At the same time, exposure in the classroom and at home to generative AI is increasing. With increasingly sophisticated bots, made by various companies and at home, teens are now playing with chatbots to help with homework, creativity or advice — all areas where well-intentioned systems can offer harmful advice or normalize dangerous behavior if design and limits aren’t carefully considered, say surveys by Common Sense Media and Pew Research Center.
OpenAI’s safety posture under scrutiny
OpenAI claims it uses multiple layers of protection, including filtering on content classifiers, reinforcement learning with human feedback, safety classifiers and red-teaming to limit harmful outputs. It also has usage policies to restrict sexual content with minors, advice promoting self-harm and a number of other high-risk categories.
But independent researchers regularly show back doors. Scholars have demonstrated that timely “jailbreaks,” encryption, and multi-turn plans contribute to provoking the restricted content. The failure modes discussed find a place in the National Institutes of Standards and Technology’s AI Risk Management Framework and involve a focus on continual testing, incident reporting and post-deployment monitoring. And that is exactly where state officials want verifiable progress.
A sharply tightening regulatory environment
State laws protecting consumers and privacy empower attorneys general with broad tools to combat deceptive practices and unfair harm to minors. Many firms are already litigating youth-harm suits against social platforms that have attracted national attention. Federal regulators are also busy: The Federal Trade Commission enforces the Children’s Online Privacy Protection Act and has already indicated that murky age tracking and safety claims could bring enforcement actions.
At a global level too, the European Union’s AI Act that imposes the obligations on general and high-risk AIs, the United Kingdom’s Online Safety Act mandating child-risk duties for services whose functionalities can access minors.

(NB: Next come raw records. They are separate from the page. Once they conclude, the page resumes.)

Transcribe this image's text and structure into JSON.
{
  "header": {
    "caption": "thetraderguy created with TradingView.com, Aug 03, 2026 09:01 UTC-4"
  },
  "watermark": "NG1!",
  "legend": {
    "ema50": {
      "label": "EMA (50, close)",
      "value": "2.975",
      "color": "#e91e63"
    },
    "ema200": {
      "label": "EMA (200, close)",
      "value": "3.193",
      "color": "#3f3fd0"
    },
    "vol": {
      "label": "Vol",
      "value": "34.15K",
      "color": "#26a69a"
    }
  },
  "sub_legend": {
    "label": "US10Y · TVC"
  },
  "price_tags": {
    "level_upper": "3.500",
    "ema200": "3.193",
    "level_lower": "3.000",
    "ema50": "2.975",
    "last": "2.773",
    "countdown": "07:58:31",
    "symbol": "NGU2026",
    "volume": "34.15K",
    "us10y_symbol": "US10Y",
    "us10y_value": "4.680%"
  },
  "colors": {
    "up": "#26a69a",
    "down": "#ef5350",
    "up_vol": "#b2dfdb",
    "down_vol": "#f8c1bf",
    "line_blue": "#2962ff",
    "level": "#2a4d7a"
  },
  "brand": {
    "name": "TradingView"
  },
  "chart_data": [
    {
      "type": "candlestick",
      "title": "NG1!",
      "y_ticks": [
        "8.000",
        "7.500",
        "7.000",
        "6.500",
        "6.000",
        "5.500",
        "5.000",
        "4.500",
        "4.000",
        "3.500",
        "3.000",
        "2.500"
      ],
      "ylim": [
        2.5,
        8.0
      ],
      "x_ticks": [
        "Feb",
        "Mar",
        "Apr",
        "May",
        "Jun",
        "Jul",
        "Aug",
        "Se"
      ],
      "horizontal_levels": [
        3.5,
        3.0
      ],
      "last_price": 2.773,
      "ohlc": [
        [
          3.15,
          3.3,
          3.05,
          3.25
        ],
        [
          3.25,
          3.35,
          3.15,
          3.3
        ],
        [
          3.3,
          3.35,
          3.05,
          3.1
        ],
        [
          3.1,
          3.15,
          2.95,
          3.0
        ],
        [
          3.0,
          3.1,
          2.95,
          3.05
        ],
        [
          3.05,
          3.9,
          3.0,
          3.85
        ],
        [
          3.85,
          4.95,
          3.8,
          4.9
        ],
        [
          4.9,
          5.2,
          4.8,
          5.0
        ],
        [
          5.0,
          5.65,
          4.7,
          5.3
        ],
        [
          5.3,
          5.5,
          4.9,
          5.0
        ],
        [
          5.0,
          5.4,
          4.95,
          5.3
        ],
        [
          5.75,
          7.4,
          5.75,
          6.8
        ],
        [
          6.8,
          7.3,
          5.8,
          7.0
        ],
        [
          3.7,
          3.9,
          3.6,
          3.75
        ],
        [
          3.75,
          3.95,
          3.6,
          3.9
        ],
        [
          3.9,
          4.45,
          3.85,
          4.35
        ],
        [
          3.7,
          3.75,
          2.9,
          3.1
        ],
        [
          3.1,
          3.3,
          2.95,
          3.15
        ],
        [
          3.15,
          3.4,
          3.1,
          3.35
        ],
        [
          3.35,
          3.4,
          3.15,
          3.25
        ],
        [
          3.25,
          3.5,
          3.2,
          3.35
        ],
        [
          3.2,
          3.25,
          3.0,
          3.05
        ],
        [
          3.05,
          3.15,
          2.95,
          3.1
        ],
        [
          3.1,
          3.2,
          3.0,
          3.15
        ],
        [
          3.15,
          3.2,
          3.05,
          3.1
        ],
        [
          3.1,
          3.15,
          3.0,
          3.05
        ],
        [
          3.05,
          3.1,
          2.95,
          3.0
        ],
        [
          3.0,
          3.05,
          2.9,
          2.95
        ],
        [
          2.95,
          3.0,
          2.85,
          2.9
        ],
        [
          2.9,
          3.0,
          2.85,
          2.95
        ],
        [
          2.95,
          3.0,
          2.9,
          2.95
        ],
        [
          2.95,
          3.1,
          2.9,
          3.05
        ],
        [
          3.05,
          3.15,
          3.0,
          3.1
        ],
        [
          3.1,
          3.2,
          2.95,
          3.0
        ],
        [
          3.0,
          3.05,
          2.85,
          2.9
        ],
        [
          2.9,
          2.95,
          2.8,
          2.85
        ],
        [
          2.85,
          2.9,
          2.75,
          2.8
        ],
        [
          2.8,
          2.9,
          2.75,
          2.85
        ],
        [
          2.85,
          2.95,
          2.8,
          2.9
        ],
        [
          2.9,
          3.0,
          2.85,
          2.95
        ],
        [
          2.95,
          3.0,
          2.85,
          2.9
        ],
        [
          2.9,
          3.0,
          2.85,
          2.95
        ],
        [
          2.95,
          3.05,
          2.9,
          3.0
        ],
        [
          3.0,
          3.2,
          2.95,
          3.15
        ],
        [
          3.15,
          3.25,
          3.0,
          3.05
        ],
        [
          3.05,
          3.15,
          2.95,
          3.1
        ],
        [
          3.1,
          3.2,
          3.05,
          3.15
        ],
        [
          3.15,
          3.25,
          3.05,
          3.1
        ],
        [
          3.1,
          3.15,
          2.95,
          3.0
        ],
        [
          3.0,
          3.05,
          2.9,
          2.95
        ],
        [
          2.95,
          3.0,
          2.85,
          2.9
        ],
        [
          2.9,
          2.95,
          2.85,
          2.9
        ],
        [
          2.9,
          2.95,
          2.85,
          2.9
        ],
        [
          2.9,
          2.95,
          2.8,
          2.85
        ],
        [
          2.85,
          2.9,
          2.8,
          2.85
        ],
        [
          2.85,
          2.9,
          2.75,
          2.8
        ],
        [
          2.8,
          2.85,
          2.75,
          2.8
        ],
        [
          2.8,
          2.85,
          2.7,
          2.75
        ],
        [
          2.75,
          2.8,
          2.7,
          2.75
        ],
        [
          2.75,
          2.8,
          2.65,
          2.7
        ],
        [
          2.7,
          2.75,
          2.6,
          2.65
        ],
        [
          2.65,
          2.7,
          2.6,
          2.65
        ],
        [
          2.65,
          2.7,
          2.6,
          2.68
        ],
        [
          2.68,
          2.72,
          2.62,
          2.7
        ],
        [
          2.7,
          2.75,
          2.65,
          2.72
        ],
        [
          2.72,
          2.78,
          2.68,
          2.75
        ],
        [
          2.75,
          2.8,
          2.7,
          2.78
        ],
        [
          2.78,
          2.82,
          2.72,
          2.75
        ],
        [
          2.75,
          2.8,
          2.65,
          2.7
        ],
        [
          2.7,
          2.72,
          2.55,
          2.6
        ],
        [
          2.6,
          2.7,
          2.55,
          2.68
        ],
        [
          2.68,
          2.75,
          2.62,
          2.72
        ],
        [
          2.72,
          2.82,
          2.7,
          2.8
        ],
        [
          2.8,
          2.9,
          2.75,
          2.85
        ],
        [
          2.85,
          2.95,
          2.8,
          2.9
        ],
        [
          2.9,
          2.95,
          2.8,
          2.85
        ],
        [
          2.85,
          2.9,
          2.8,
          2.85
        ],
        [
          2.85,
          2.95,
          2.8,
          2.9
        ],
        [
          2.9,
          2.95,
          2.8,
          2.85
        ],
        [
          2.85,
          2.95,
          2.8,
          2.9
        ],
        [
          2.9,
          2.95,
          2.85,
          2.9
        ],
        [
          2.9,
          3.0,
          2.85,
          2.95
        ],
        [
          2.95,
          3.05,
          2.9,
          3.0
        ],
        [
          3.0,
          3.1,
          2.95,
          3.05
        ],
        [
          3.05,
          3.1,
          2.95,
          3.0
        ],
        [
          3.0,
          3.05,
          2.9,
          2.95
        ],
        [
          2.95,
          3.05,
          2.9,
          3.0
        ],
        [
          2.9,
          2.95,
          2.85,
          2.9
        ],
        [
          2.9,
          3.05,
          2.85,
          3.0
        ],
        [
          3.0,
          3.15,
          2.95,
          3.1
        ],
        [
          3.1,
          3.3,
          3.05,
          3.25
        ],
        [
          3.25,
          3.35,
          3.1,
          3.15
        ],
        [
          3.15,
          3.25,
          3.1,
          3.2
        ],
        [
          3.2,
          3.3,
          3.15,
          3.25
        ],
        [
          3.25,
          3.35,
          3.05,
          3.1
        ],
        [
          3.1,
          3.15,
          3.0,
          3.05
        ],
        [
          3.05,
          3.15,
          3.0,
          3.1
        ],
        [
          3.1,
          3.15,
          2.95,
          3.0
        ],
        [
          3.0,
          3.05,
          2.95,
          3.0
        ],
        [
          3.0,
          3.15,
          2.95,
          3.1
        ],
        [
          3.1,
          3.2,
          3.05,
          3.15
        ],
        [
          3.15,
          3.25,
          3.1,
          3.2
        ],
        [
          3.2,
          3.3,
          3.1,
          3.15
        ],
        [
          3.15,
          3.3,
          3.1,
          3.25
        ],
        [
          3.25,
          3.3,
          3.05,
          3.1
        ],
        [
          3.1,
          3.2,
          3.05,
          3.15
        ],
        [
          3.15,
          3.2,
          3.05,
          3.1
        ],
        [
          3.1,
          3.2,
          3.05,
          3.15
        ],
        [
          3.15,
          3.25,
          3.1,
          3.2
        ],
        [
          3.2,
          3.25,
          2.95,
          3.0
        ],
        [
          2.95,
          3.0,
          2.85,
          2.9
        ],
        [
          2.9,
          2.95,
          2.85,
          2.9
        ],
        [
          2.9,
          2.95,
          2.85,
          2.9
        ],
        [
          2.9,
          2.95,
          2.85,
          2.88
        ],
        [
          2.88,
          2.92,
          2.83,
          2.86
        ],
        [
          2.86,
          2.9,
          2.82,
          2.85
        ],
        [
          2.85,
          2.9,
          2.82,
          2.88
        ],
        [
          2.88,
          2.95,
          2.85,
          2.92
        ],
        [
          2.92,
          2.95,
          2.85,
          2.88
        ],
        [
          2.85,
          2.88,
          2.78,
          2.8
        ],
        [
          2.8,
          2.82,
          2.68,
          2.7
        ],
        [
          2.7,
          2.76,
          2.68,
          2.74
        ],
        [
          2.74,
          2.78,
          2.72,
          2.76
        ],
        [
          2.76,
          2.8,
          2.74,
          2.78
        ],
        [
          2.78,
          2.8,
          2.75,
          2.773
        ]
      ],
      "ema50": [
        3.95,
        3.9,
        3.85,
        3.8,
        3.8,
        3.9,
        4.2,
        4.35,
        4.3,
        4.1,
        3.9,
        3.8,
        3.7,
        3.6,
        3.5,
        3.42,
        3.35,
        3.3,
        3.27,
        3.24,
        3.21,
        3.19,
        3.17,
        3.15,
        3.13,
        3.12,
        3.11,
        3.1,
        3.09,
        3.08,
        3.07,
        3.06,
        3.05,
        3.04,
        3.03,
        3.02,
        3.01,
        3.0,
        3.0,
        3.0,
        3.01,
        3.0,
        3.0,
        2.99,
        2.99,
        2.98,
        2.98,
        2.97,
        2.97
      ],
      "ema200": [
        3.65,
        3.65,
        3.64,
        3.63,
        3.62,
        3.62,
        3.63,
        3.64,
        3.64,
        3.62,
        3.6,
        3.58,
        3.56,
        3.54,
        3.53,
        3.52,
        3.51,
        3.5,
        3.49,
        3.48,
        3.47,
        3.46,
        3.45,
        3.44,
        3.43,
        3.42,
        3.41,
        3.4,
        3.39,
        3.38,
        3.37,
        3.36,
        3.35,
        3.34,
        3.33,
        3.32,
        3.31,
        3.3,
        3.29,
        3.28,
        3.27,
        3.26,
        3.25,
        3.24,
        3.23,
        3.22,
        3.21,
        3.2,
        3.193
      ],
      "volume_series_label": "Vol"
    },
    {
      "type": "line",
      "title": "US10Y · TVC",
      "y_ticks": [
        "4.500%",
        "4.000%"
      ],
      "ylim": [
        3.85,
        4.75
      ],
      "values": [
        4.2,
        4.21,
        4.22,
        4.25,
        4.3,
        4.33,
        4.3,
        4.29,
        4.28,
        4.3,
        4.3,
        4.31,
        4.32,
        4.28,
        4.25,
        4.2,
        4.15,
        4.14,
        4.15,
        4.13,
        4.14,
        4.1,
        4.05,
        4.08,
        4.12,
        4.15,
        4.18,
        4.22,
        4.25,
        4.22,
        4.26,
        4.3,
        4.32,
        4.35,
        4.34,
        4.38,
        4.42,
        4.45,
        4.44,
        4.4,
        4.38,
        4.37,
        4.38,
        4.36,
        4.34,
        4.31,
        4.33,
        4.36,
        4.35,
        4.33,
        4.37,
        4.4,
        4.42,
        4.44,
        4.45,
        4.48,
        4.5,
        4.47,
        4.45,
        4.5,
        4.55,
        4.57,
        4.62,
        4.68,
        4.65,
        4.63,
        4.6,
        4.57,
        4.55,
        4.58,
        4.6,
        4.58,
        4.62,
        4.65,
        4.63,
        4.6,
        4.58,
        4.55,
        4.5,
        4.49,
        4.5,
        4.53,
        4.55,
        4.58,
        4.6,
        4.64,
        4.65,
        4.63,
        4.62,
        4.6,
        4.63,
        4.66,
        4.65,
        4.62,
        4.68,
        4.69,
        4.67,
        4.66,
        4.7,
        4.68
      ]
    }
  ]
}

Even in a world where regulations vary, we are already seeing a near-consensus develop around age-appropriate design, transparency, and safety-by-default and it is likely that anything that uses generative AI will need to adhere by those standards.
What real child protections look like
Experts identify a series of tangible actions, for example: robust age assurance that reduces data capture; default-on youth protections with visible parent controls; crisis response that can surface helpline support and escalate to trained reviewers; strong classifier ensembles to detect grooming, sexual and self-harm content; and speedy take down and reporting mechanisms that are consistent with guidance from the NCMEC.
Operationally, the big task is for companies to have live incident response playbooks, audits against frameworks like NIST’s and evaluate third parties by the extent to which they publish real safety metrics — false-negative rates for risky content, time-to-mitigate, and the share of high-severity incidents escalated to humans. Without metrics, “safety” is still a promise, not a habit.
What happens next
The letter indicates that state enforcers are advancing from general concerns to actual oversight of product decisions and corporate governance. And if OpenAI’s answers aren’t deemed sufficient then the multistate investigations or consent orders are plausible as well, bringing with them the possibility of mandatory safeguards, independent oversight, and fines under consumer protection law.
And the wider industry should view it as a model. The potential of generative AI won’t relieve companies of their duty to protect children. The standard is moving in the direction of provable safety-by-design, and the message from state attorneys general is clear: harm to kids is preventable and nonnegotiable.